Johnson established his reputation as a writer, and was known during the Harlem Renaissance for his poems, novels, and anthologies collecting both poems and spirituals of black culture. He was a prominent and influential voice of the Renaissance. In 1934 he was the first African-American professor to be hired at New York University.
Johnson and his brother Rosamond moved to New York City as young men, joining the Great Migration out of the South in the first half of the 20th century. They collaborated on songwriting and achieved some success on Broadway in the early 1900s. Johnson composed the lyrics of “Lift Ev’ry Voice and Sing,” originally written for a celebration of Abraham Lincoln’s birthday at Stanton School. This song became widely popular and has become known as the “Negro National Anthem,” a title that the NAACP adopted and promoted.
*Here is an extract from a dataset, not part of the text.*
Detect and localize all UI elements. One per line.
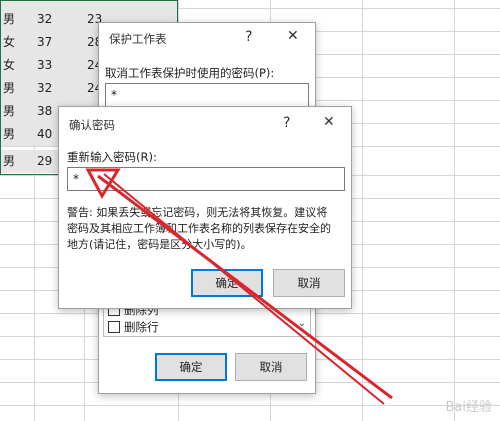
arrow-shaft [97, 174, 393, 400]
watermark: Bai经验 [445, 400, 493, 415]
annotation-arrow [85, 168, 393, 405]
arrow-shaft [103, 173, 385, 405]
He became involved in civil rights activism after he returned from Venezuela and Nicaragua where he served as the US Consul for President Roosevelt. He was especially involved in the campaign to pass federal legislation against lynching, as southern states did not prosecute perpetrators. Johnson died in 1938 while vacationing in Maine, when the car his wife was driving was hit by a train. His funeral in Harlem was attended by more than 2000 people. Johnson’s ashes are interred at Green-Wood Cemetery in Brooklyn.